Grade D reference example: "Social media discussions about 'stacking' GLP-1s with off-label peptides have increased. These practices are not supported by published clinical evidence and may carry unknown risks."
The grade is always stated. If we cannot assign a grade because the evidence is too thin, we say that instead of inflating it.
Special caveats
Some sources require extra care. We flag these in every article where they appear.
FAERS (adverse event reports): The FDA Adverse Event Reporting System collects voluntary reports of suspected adverse events. These reports are valuable for signal detection but have specific limitations: reports are voluntary and incomplete; a report does not mean the drug caused the event; raw report counts cannot be compared across drugs to determine which is more dangerous. When we reference FAERS data, we include the qualifier that these are voluntary reports that do not establish causation.

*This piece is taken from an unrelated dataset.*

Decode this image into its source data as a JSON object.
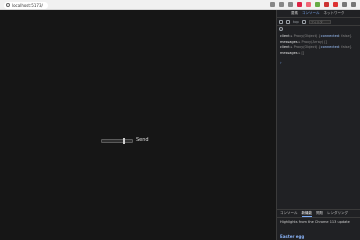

Preprints: Preprints are research papers posted publicly before peer review. When we reference a preprint, we label it as a preprint in the text and the source list, note that findings may change after peer review, and avoid building strong claims on preprint data alone.
Animal and in-vitro studies: Studies done in animals or cell cultures can suggest mechanisms but do not prove that the same thing happens in humans. We state clearly that the study was preclinical, do not imply that results translate directly to human outcomes, and rate these Grade C at most.
Compounded products: Compounded semaglutide, tirzepatide, and other prescription drugs are not FDA-approved versions. We distinguish them from FDA-approved branded products, reference FDA warning letters about specific compounded products when relevant, and do not make safety or efficacy claims about compounded versions based on data from the approved versions.
What to ask a clinician
When an article covers a treatment, drug, or supplement, we include a section with productive questions a reader can bring to their healthcare provider. These are conversation starters, not recommendations.
We frame each item as a question, not a directive. We do not say "you should ask about" or "make sure your doctor knows." We do not suggest specific answers the provider should give.
Example questions for a GLP-1 article: Is this medication appropriate for my health history? What are the most common side effects and how long do they typically last? What happens if I need to stop taking it? Are there interactions with my current medications or supplements? What kind of monitoring would I need?
Source retrieval and review dates
Every article includes sources consulted (with stable identifiers), the date we last accessed or pulled data from each source, a "last reviewed" date showing when an editor last checked claims against current sources, and a target date for the next scheduled review (90 or 180 days, depending on topic activity).
These dates appear near the bottom of every article. If a source has been updated since our last retrieval, we note the gap and prioritize an update.
When the evidence changes
Our articles are not one-time publications. When new evidence arrives that materially affects a claim, we update the article and note what changed, when, and why. If a Grade A claim is downgraded (or upgraded), we explain the reason. If a regulatory action affects a covered topic, we update within 72 hours when possible. Major corrections appear prominently at the top of the article, not just at the bottom.
We would rather be transparent about what changed than pretend we were right all along.